An illustration of Trump 2.0’s stance is his suggestion to stationed U.S. troops in the Gaza Strip with the intention of clearing the area of militant factions and transforming it into a resort destination. Likewise, in his bluster concerning Greenland, he did not dismiss the possibility of acquiring it through force. Similarly, he has not ruled out military action regarding the Panama Canal, which he inaccurately states is operated by China. For the time being, he has dismissed military force to annex Canada, but Canada’s Prime Minister, Justin Trudeau, has publicly stated that he and the Canadian government regard the threat of annexation as serious. With Trump’s current combative stances, every nation with or near American bases is likely contemplating the ramifications should Trump’s trade and rhetorical conflicts escalate.

Perhaps the only positive outcome from this situation is that in a recent conversation with China’s Director of the CCP Central Foreign Affairs Commission, Marco Rubio, the new Secretary of State reaffirmed that the U.S. does not support Taiwanese independence and advocates for a peaceful resolution of the Taiwan issue. That’s a truly pragmatic response because all conflict simulations have highlighted that if the U.S. attempted military intervention with China over Taiwan, it would lose the battles, let alone the war. As I noted last year, the U.S. has made its own global power projection significantly more challenging by ceding international shipbuilding to Asia—with China alone acquiring 59% of ship orders in 2023—and the well-meaning yet ultimately detrimental Jones Act resulting in no domestic logistical fleet capable of sustaining any prolonged

actions.

China’s global naval presence remains remarkably limited in comparison to the United States. While the U.S. has positioned forces worldwide and operates over 750 military installations in more than 80 countries, China has generally refrained from direct military involvement beyond its frontiers. Instead, Beijing has concentrated on economic and strategic influence through trade, infrastructure initiatives such as the Belt and Road Initiative, and diplomatic relationships rather than military might. China’s sole overseas military installation, located in Djibouti, starkly contrasts with the extensive U.S. military network, highlighting its preference for soft power over direct intervention. While both nations aim to shape global affairs, the U.S. has depended on military supremacy, whereas China has emphasized economic and technological expansion as its primary means of influence. China’s military growth in recent years is best perceived as a defensive reaction to U.S. provocations and a highly effective defensive force, rather than an expansionist and intrusive force like that of the U.S.
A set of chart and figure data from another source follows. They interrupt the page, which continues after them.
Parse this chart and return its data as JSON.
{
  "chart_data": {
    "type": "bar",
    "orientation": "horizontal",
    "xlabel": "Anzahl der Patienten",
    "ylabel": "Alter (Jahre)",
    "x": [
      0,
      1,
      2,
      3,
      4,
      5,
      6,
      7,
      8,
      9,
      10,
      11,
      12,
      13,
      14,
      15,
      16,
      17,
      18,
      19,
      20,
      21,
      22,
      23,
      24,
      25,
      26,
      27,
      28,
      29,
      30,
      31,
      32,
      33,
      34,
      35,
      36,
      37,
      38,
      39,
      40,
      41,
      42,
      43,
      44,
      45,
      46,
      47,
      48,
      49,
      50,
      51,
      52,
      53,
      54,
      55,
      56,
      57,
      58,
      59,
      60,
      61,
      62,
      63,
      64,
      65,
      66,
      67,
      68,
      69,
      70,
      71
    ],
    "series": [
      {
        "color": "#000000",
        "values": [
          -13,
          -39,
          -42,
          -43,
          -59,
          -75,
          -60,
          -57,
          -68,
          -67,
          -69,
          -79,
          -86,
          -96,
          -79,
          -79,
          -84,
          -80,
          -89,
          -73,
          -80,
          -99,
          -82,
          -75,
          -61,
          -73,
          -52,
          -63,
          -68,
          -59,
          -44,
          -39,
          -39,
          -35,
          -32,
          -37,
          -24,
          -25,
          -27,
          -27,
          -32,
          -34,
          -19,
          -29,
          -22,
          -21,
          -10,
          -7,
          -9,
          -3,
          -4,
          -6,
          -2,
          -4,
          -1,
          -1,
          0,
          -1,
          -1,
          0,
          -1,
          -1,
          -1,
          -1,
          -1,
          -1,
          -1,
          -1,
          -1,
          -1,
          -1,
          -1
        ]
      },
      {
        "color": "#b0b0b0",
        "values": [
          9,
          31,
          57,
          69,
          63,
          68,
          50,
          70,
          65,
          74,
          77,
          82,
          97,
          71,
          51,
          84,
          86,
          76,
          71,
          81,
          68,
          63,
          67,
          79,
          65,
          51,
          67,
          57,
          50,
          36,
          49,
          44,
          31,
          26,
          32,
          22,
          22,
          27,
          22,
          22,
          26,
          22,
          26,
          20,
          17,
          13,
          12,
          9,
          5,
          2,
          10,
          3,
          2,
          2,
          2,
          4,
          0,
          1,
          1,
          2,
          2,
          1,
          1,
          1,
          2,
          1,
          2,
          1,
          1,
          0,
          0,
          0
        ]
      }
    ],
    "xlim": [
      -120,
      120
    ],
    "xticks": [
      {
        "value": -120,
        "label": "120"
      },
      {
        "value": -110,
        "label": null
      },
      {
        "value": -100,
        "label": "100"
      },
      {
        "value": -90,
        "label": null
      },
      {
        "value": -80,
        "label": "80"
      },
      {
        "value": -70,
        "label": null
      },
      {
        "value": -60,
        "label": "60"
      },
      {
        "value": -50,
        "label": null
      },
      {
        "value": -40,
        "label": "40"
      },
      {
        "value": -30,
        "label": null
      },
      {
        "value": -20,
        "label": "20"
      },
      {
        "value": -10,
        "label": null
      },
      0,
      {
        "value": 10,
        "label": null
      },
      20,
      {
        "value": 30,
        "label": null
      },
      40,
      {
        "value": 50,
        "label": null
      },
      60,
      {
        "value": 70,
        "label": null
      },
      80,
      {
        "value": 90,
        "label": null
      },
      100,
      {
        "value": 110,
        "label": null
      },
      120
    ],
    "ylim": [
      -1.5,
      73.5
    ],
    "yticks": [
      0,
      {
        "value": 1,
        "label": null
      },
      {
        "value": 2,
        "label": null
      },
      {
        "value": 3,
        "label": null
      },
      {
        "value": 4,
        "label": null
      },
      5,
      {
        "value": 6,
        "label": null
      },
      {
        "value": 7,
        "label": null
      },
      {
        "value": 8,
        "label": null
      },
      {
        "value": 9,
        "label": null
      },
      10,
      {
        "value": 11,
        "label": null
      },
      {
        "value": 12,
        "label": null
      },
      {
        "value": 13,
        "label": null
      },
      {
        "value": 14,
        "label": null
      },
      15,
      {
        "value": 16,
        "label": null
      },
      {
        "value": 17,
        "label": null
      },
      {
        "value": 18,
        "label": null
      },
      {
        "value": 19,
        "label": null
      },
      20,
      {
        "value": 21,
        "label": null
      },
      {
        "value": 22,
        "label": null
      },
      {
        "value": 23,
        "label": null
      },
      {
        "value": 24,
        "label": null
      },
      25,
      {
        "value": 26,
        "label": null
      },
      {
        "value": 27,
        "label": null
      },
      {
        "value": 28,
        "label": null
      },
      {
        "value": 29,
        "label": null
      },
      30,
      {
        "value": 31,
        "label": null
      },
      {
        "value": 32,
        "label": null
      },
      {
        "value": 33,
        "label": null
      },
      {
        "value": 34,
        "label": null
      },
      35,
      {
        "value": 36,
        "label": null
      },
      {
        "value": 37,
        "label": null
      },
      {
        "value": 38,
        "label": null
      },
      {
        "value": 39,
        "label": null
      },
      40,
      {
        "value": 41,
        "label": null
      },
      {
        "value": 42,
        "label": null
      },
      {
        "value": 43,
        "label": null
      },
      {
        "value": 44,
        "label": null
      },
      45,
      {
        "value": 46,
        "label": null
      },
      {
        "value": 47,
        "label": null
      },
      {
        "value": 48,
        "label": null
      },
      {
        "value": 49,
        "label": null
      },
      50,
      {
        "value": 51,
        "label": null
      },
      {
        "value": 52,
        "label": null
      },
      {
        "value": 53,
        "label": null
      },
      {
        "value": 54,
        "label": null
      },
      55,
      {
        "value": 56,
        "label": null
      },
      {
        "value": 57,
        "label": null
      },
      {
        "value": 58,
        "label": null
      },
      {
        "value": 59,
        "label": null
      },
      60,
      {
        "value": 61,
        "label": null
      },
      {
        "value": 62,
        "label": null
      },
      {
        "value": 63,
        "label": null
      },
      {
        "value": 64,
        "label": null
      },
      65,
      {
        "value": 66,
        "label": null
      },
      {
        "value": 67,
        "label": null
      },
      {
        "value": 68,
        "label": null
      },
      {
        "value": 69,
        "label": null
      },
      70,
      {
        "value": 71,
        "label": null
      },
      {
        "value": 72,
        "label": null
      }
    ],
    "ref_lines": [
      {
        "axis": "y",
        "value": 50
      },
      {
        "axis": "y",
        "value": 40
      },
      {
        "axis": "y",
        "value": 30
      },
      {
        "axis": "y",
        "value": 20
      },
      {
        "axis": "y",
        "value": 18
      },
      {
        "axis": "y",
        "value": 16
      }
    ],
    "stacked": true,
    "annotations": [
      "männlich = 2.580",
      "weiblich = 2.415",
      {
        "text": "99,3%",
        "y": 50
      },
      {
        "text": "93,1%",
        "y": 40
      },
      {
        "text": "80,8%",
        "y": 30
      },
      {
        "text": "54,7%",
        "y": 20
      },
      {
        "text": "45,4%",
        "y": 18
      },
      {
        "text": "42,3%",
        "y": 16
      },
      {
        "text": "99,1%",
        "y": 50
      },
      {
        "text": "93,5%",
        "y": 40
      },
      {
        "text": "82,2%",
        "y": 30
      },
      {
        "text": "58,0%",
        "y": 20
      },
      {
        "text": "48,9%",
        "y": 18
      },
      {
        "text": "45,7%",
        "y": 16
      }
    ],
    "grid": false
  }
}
The narrative of the United States over the last four decades indicates that they can only succeed in battles against significantly weaker adversaries and struggle to win wars. However, Trump and his administration exhibit little understanding of history, the genuine strengths and weaknesses of the United States, and the reality of other nations. The upheavals of the U.S. Cultural Revolution and the inflation resulting from Trump’s trade wars may very well necessitate diverting American attention with a foreign conflict. The likelihood of a potential Trump 2.0 pushing the U.S. into another global military disaster is considerable.